Stopping the Burn - Can We Prevent Esophagitis with Midrange Dose Constraints?

By Dawn Owen, MD, PhD, Mayo Clinic Rochester

Presenting author:
Nathanial Miller, MD,
VCU Health
Presenting author:
Alexander Sasse, MS4, Yale University School of Medicine

Esophagitis is a common side effect of radiotherapy, particularly in the setting of concurrent systemic therapy or in the treatment of ultra-central lesions. Constraints for the esophagus in the conventionally fractionated setting have not changed in the last 10 years since QUANTEC was published and the constraints for hypofractionated radiation remain unclear. Esophagitis markedly affects the quality of life of patients during and in the period immediately after radiotherapy.

Two studies from Virginia Commonwealth University (VCU) and Yale University highlight this issue and try to provide some guidelines for midrange doses for lung radiotherapy and esophageal dose. Both are featured in the oral abstract sessions presented at the 2023 Multidisciplinary Thoracic Cancers Symposium given ongoing interest in mitigating this common acute side effect.

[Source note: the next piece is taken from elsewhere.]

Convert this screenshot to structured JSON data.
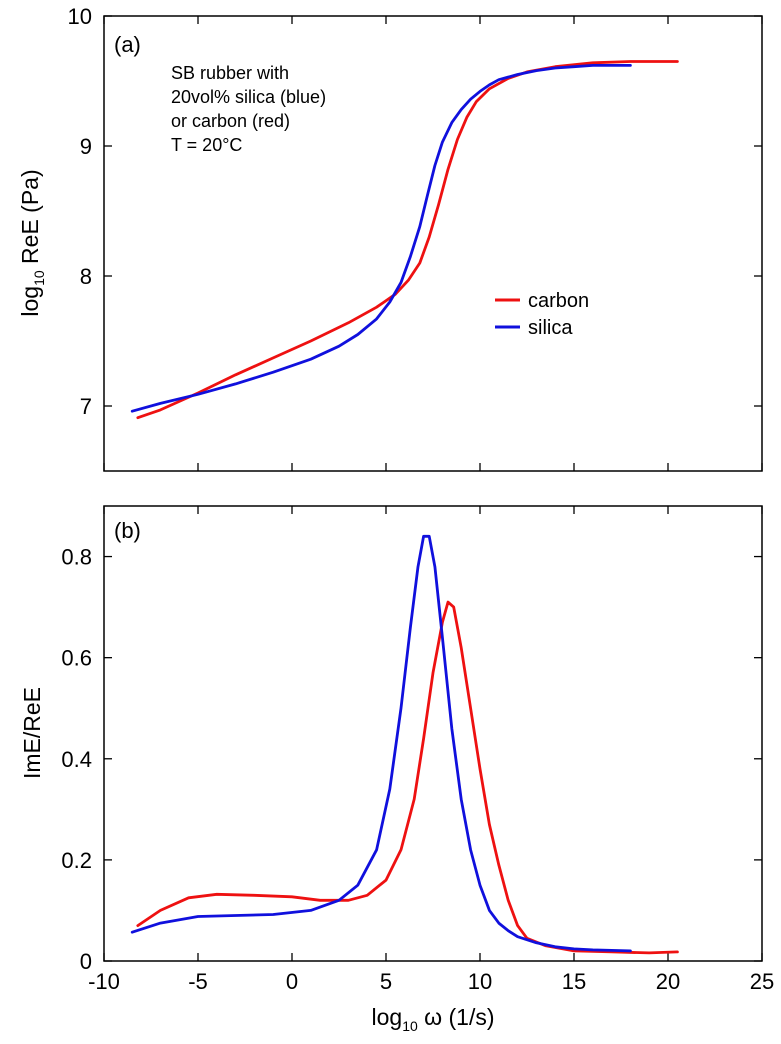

In the study from Nathaniel Miller et al. (VCU), 72 patients with primary lung cancer treated with definitive intent (defined as 45-66 Gy in 1.5 Gy BID to 3 Gy fractions daily) with IMRT were included. Most patients received concurrent systemic therapy (65%). The incidence of grade 2+ esophagitis was significantly related to the esophageal length treated to greater than 30 Gy, the percentage of esophagus receiving > 30 Gy, full circumferential esophageal radiation to the full prescribed dose, concurrent chemotherapy, and young age. The authors noted that midrange esophageal dose constraints may be useful.

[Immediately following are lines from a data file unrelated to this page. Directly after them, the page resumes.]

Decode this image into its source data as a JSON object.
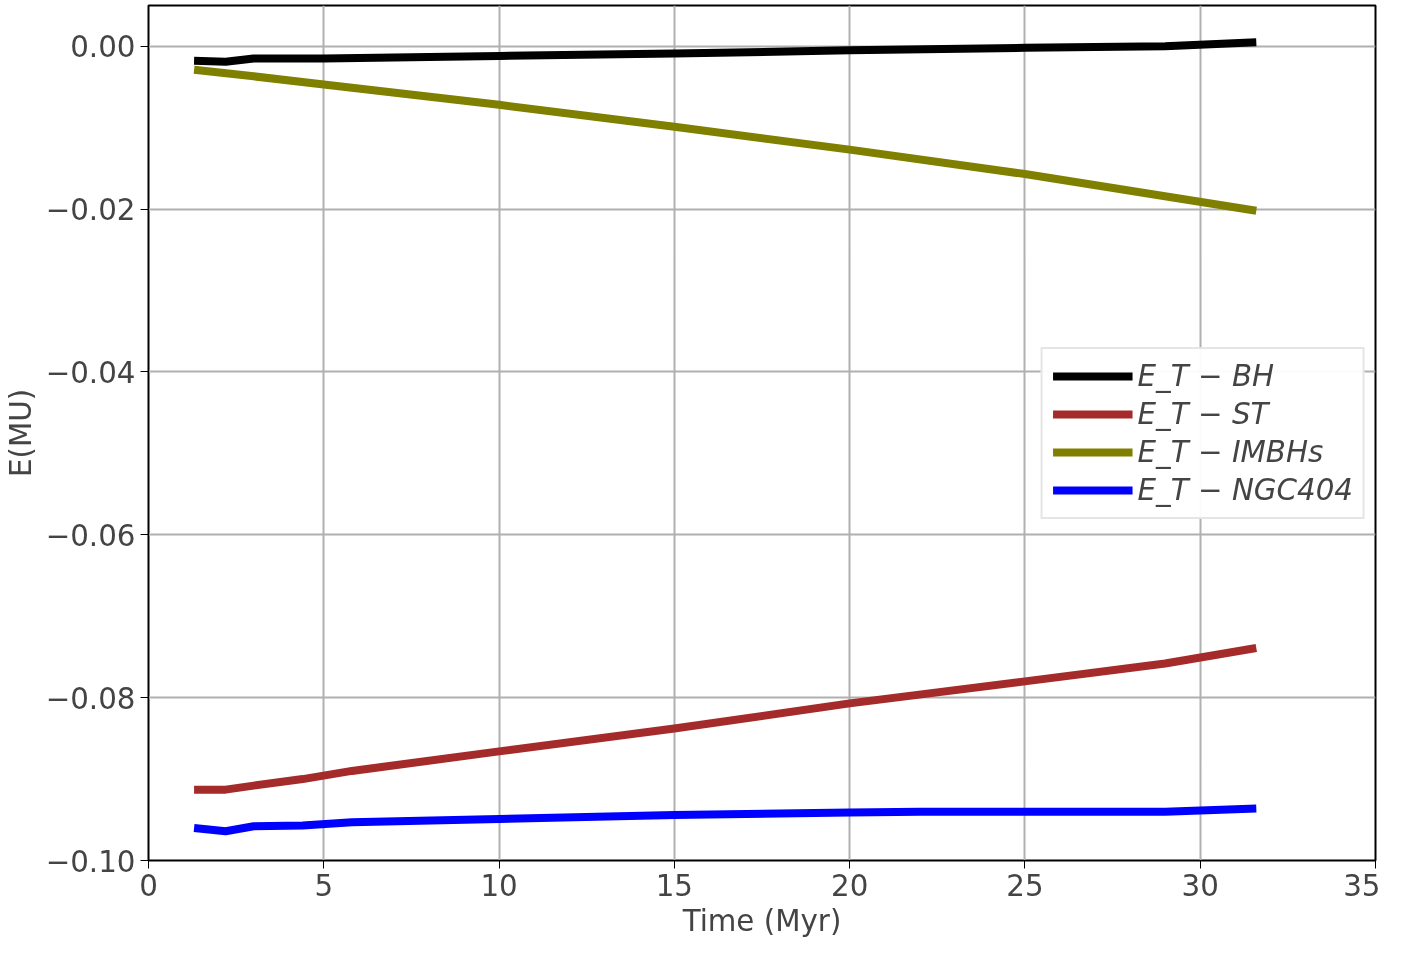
{
  "chart_data": {
    "type": "line",
    "xlabel": "Time (Myr)",
    "ylabel": "E(MU)",
    "xlim": [
      0,
      35
    ],
    "ylim": [
      -0.1,
      0.005
    ],
    "xticks": [
      0,
      5,
      10,
      15,
      20,
      25,
      30,
      35
    ],
    "yticks": [
      {
        "value": -0.1,
        "label": "−0.10"
      },
      {
        "value": -0.08,
        "label": "−0.08"
      },
      {
        "value": -0.06,
        "label": "−0.06"
      },
      {
        "value": -0.04,
        "label": "−0.04"
      },
      {
        "value": -0.02,
        "label": "−0.02"
      },
      {
        "value": 0,
        "label": "0.00"
      }
    ],
    "grid": true,
    "legend": "center right",
    "line_style": "solid",
    "marker": "none",
    "series": [
      {
        "name": "E_T − BH",
        "color": "#000000",
        "x": [
          1.3,
          2.2,
          3,
          5,
          10,
          15,
          20,
          25,
          29,
          31.6
        ],
        "values": [
          -0.0018,
          -0.0019,
          -0.0015,
          -0.0015,
          -0.0012,
          -0.0009,
          -0.0005,
          -0.0002,
          0.0,
          0.0005
        ]
      },
      {
        "name": "E_T − ST",
        "color": "#a52a2a",
        "x": [
          1.3,
          2.2,
          3,
          4.4,
          5.8,
          10,
          15,
          20,
          25,
          29,
          31.6
        ],
        "values": [
          -0.0913,
          -0.0913,
          -0.0908,
          -0.09,
          -0.089,
          -0.0866,
          -0.0838,
          -0.0807,
          -0.078,
          -0.0758,
          -0.0739
        ]
      },
      {
        "name": "E_T − IMBHs",
        "color": "#808000",
        "x": [
          1.3,
          3,
          5,
          10,
          15,
          20,
          25,
          31.6
        ],
        "values": [
          -0.0029,
          -0.0037,
          -0.0047,
          -0.0072,
          -0.0099,
          -0.0127,
          -0.0157,
          -0.0202
        ]
      },
      {
        "name": "E_T − NGC404",
        "color": "#0000ff",
        "x": [
          1.3,
          2.2,
          3,
          4.4,
          5.8,
          10,
          15,
          20,
          22,
          29,
          31.6
        ],
        "values": [
          -0.096,
          -0.0964,
          -0.0958,
          -0.0957,
          -0.0953,
          -0.0949,
          -0.0944,
          -0.0941,
          -0.094,
          -0.094,
          -0.0936
        ]
      }
    ]
  }
}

The complementary study by Alexander Sasse, MS4, et al. from Yale examined the question of esophagitis in patients treated with hypofractionated lung radiotherapy treated with 60 Gy/15 fx or 70 Gy/18 fx (the latter was explored in a prior trial). The study included 107 patients although only 27% of patients had tumors within 2 cm of the esophagus. The incidence of grade 2+ esophagitis was 12.1% with no difference between the 70 Gy and 60 Gy patients. The authors reported that a Dmean <17.5 GY and Dmax < 54 Gy reduced the risk of grade 2+ esophagitis below 20%.

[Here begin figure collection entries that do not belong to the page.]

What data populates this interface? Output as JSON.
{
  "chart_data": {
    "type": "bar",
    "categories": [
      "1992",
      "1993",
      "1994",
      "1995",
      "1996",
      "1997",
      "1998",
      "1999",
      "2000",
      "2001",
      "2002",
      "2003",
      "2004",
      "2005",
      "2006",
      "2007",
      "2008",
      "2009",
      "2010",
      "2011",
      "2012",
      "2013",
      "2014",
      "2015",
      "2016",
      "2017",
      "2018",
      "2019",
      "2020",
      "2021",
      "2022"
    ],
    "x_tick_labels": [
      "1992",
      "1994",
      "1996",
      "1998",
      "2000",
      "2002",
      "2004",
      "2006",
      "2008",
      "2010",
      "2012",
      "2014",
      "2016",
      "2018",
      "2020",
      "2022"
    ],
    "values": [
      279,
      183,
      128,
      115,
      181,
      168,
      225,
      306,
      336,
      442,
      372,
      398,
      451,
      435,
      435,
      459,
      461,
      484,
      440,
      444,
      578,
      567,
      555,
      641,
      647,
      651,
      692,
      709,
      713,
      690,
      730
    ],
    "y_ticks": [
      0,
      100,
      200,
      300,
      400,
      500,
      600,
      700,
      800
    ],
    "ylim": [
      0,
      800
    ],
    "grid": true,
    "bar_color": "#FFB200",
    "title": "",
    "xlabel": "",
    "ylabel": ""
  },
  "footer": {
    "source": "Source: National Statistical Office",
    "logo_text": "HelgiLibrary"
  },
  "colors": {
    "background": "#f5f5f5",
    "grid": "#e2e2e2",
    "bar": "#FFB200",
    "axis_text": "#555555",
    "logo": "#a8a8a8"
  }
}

Currently, hypofractionated radiation and SBRT esophageal constraints have more of an emphasis on maximum dose while conventionally fractionated radiation correlates esophagitis most with mean esophageal dose. These two studies provide some insight into “medium” dose constraints that may be helpful for predicting and managing esophagitis. The VCU study has a very heterogeneous population treated with both NSCLC and SCLC regimens but illustrates that the longer the stretch of esophagus radiated, the greater the risk of esophagitis. The Yale study is interesting in that it is a much more homogeneous population, all treated with only two hypofractionated regimens, and their observations of a Dmean and Dmax for a 15 fraction prescription may guide esophageal constraints for the treatment of ultra-central lung lesions.